11 December 2001, 12:27  : Currency markets subdued as traders await Fed

By Robin Shepherd
Major foreign currencies were little moved on Tuesday as markets paused ahead of the Federal Reserve's interest rate announcement due later at which a quarter point cut to 1.75 percent is widely expected.
The beleagured yen was as flat as the dollar and the euro, but remained within striking distance of year-to-date lows against the greenback after astoundingly poor economic data released on Monday.
Analysts said markets would be particularly interested in the Fed statement accompanying the rate decision for clues as to how soon the U.S. economy is expected to emerge from recession and, with that in mind, what kind of bias the Fed would be keeping for monetary policy.
"The main story for today in the foreign exchange markets will be the Fed meeting. There's not a great deal of uncertainty about the outcome -- 25 basis points is expected. Perhaps more important will be whether the Fed keeps an easing bias," said Audrey Childe-Freeman, economist at CIBC World Markets.
The dollar was trading at around $0.8915 to the euro at 0840 GMT, with the yen hovering around 125.95 to the dollar . Neither currency pair was much changed from the previous New York close.

FED EXPECTED TO CUT BY QUARTER POINT
Most analysts and traders questioned by expect a U.S. interest rate cut of 25 basis points when the Fed announcement comes at 1915 GMT.
Such sentiments were echoed in a survey of U.S. bond dealers on Monday.
The Bond Market Association's Economic Advisory Committee also forecast the U.S. economy would contract through the first quarter of 2002 before growing again by the second quarter.
The committee forecast a "modest" return to growth in Gross Domestic Product in the second quarter, which would accelerate to between 3.5 percent and four percent in the second half of the year.
"I think the Fed decision is not really in great doubt.

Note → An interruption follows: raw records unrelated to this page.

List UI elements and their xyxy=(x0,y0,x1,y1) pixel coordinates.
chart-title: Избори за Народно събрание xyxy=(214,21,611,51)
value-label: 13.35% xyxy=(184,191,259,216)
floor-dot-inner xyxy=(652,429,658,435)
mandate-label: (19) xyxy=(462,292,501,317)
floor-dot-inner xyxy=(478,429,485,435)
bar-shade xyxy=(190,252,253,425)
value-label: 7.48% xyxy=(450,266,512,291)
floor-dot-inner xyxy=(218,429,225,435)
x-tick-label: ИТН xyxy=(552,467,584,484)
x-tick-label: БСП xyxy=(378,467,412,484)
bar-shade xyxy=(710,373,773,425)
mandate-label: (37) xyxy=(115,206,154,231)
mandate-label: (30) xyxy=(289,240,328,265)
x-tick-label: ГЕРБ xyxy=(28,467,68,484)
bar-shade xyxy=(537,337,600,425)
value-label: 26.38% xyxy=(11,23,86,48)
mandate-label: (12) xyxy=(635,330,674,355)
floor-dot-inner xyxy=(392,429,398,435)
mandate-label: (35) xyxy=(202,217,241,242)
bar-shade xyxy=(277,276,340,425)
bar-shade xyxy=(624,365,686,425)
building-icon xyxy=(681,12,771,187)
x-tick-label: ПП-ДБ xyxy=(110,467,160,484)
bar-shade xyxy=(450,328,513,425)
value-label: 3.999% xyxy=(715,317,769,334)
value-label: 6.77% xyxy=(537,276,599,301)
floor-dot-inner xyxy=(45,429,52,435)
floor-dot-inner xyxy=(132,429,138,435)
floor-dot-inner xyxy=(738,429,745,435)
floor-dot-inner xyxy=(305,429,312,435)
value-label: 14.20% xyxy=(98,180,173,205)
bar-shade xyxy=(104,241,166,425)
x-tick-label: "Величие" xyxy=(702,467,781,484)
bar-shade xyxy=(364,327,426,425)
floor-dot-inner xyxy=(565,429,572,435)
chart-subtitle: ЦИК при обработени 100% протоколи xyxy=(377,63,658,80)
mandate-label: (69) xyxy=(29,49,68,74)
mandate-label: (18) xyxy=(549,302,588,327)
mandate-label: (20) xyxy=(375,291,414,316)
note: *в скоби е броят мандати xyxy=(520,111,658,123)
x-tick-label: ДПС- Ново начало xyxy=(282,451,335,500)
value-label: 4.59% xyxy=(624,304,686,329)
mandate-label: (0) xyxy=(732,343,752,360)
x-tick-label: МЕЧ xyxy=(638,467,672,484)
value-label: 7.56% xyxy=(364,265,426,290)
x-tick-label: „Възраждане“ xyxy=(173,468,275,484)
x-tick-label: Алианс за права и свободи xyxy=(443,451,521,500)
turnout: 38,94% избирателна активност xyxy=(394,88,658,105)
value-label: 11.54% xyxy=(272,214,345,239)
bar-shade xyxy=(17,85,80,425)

It's got to be 25 basis points and there is only a slight risk of 50. I think the foreign currency markets will be more interested in what the Fed says than what it does," said one trader.
In early data, France's November consumer price index was down 0.3 percent month on month on an EU-harmonised basis but rose by an annualised 1.3 percent. Dollar/euro was unmoved by the news.

JAPAN LIKELY TO REMAIN BIG STORY
Analysts said that when the dust had settled after the Fed meeting, the state of the Japanese economy and the yen were likely to move back into focus.
On Monday, government October data showed that private-sector machinery orders, a key gauge of capital spending, fell to their lowest level for 14 years.
Those figures followed hard on the heels of gross domestic product data that showed the Japanese economy slipping into recession.
"Worries over Japan's financial system are also behind the yen's weakening," said Kazunari Kobayashi, managing director at State Street in Tokyo.
With the Bank of Japan's (BOJ) Tankan survey due out overnight, markets were bracing for yet another round of unsettling news.
"At the start of the week the main story was the weaker yen and I think it will be the main story at the end of the week," said Childe-Freeman adding that there was some trepidation as to what the Tankan survey would reveal.
With extremely bearish economic sentiment weighing heavily on the yen, the much talked about issue of foreign bond buying resurfaced again.
BOJ board member Nobuyuki Nakahara said on Tuesday that the Bank of Japan should buy foreign bonds -- a policy that has been widely touted as a possible way of weakening the yen and giving the economy a filip via cheaper exports.